From a webpage I am opening with urllib2 and scraping with BeautifulSoup, I am trying to store specific text from within the webpage.

Before you see the code, here is link to a screenshot of the HTML from the webpage so that you can understand the way I am using the find function from BeautifulSoup:

HTML from webpage

And finally, here is the code I am using:

from BeautifulSoup import BeautifulSoup
import urllib2

url = 'http://www.sciencekids.co.nz/sciencefacts/animals/bird.html'
page = urllib2.urlopen(url)
soup = BeautifulSoup(page.read())

ul = soup.find('ul', {'class': 'style33'})
children = ul.findChildren()
for child in children:
    print child.text

And here is the output where my problem lies:

Birds have feathers, wings, lay eggs and are warm blooded.
Birds have feathers, wings, lay eggs and are warm blooded.
There are around 10000 different species of birds worldwide.
There are around 10000 different species of birds worldwide.
The Ostrich is the largest bird in the world. It also lays the largest eggs and has the  fastest maximum running speed (97 kph).
The Ostrich is the largest bird in the world. It also lays the largest eggs and has the  fastest maximum running speed (97 kph).
Scientists believe that birds evolved from theropod dinosaurs.
Scientists believe that birds evolved from theropod dinosaurs.
Birds have hollow bones which help them fly.
Birds have hollow bones which help them fly.
Some bird species are intelligent enough to create and use tools.
Some bird species are intelligent enough to create and use tools.
The chicken is the most common species of bird found in the world.
The chicken is the most common species of bird found in the world.
Kiwis are endangered, flightless birds that live in New Zealand.

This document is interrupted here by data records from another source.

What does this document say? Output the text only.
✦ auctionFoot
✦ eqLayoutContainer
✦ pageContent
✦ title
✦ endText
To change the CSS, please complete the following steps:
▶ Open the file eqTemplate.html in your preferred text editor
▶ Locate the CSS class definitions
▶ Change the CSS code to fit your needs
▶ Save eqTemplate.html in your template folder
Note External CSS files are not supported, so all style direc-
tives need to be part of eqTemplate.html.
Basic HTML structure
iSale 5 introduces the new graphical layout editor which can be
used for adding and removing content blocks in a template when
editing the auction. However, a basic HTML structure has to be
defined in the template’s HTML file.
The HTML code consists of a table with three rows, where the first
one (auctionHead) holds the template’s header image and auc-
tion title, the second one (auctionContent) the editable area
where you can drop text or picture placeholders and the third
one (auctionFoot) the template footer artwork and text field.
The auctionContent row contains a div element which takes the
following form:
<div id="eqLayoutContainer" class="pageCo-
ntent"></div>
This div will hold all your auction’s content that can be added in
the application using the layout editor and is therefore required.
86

They lay the largest eggs relative to their body size of any bird in the world.
Kiwis are endangered, flightless birds that live in New Zealand. They lay the largest eggs relative to their body size of any bird in the world.
Hummingbirds can fly backwards.
Hummingbirds can fly backwards.
The Bee Hummingbird is the smallest living bird in the world, with a length of just 5 cm (2 in).
The Bee Hummingbird is the smallest living bird in the world, with a length of just 5 cm (2 in).
Around 20% of bird species migrate long distances every year.
Around 20% of bird species migrate long distances every year.
Homing pigeons are bred to find their way home from long distances away and have been used for thousands of years to carry messages.
Homing pigeons are bred to find their way home from long distances away and have been used for thousands of years to carry messages.

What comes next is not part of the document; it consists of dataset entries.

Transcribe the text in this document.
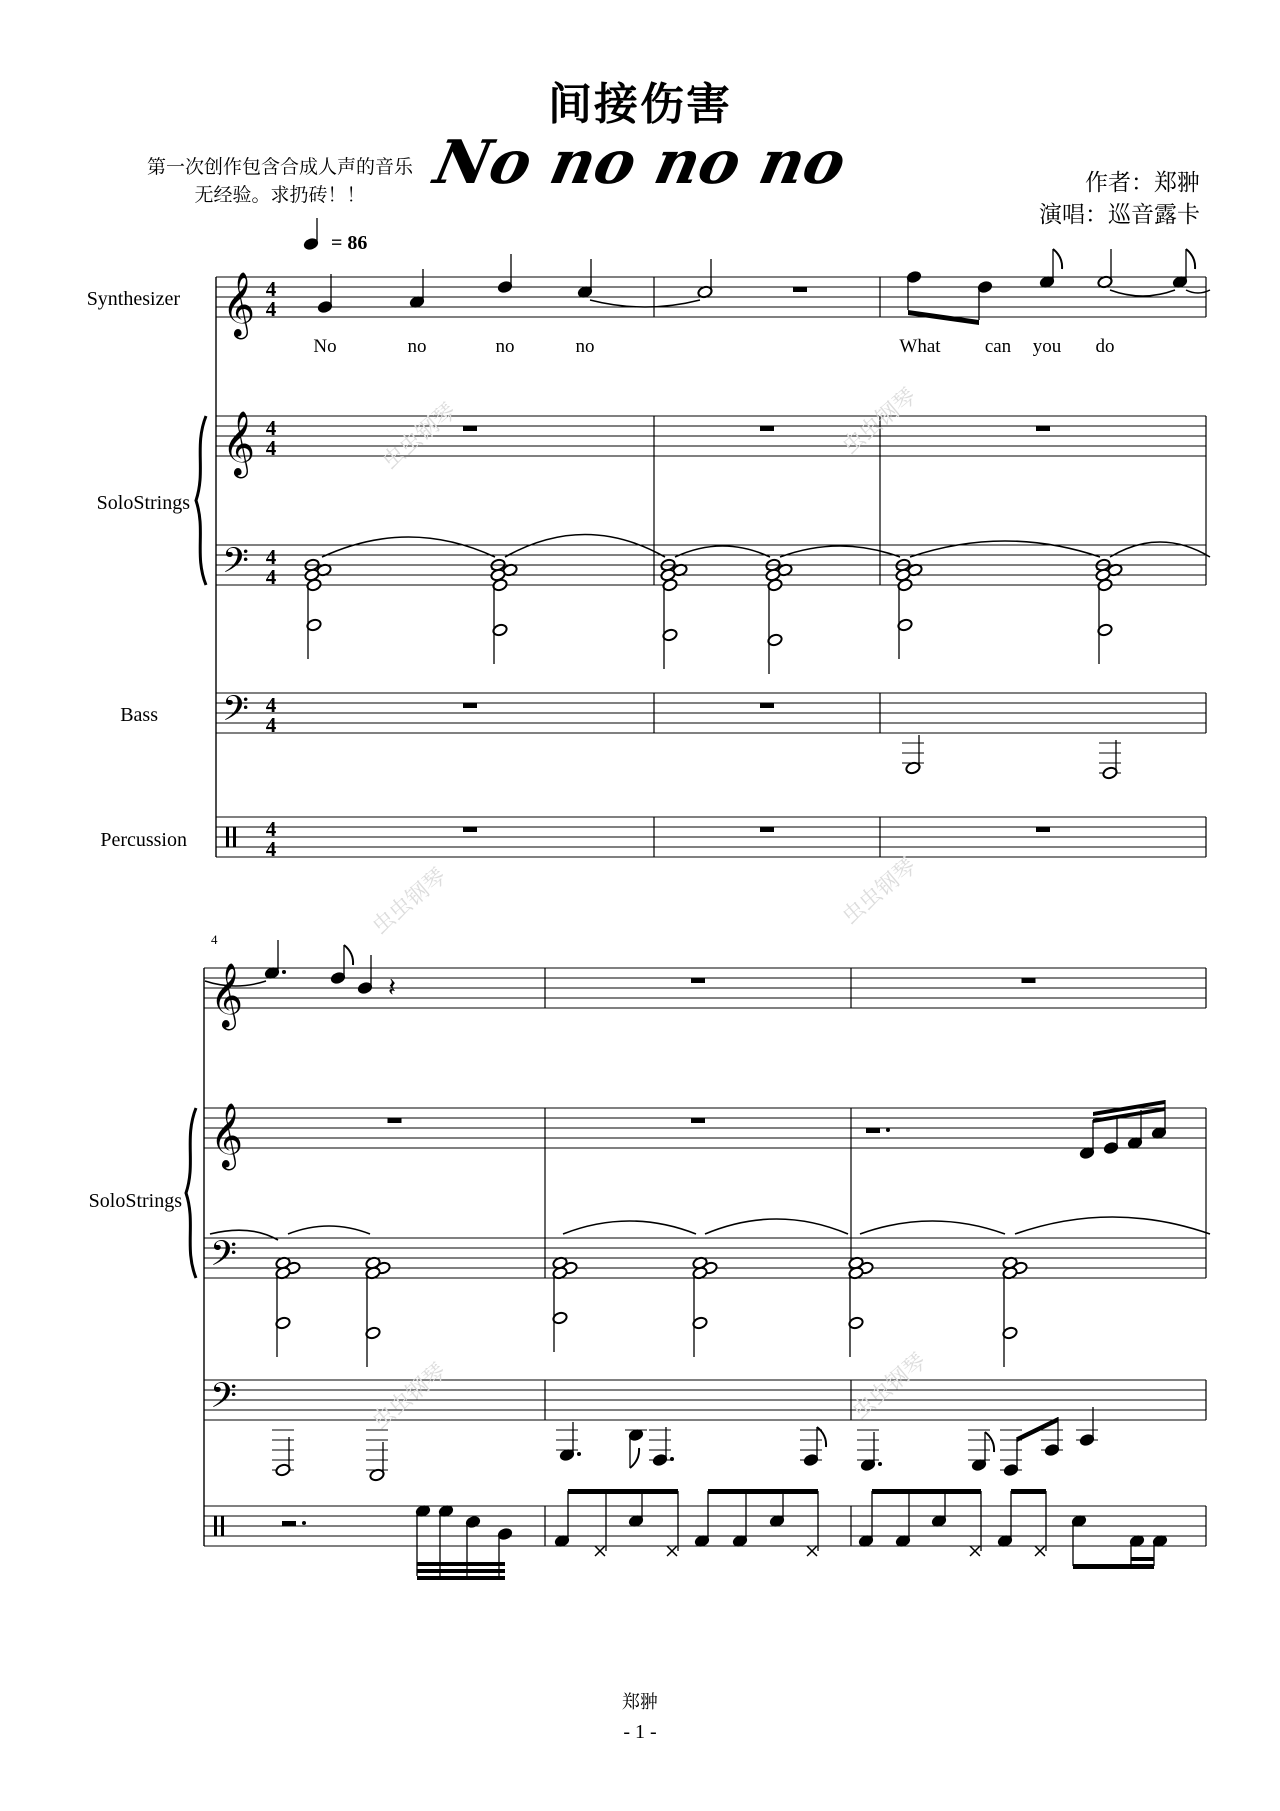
间接伤害
No no no no
第一次创作包含合成人声的音乐
无经验。求扔砖！！	作者：郑翀
演唱：巡音露卡
= 86
Synthesizer
SoloStrings
Bass
Percussion
𝄞 4
4
𝄞 4
4
𝄢 4
4
𝄢 4
4
4
4
No	no	no	no	What can you do
4
SoloStrings
𝄞
𝄞
𝄢
𝄢
𝄽
虫虫钢琴	虫虫钢琴
虫虫钢琴	虫虫钢琴
虫虫钢琴	虫虫钢琴
郑翀
- 1 -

Is there something I am using incorrectly and/or doing incorrectly in my code that is making there be two children where there should only be one? It would be easy to create some extra code so that I don't store duplicates of the same information, but I'd rather do this the right way so that I only get one of each string I am looking for.


Solution

  • children = ul.findChildren() is selecting both the <li> and <p> within the <ul>. Iterating over children is causing you to print the text property of both of these elements. To fix this, simply change children = ul.findChildren() to children = ul.findChildren("p").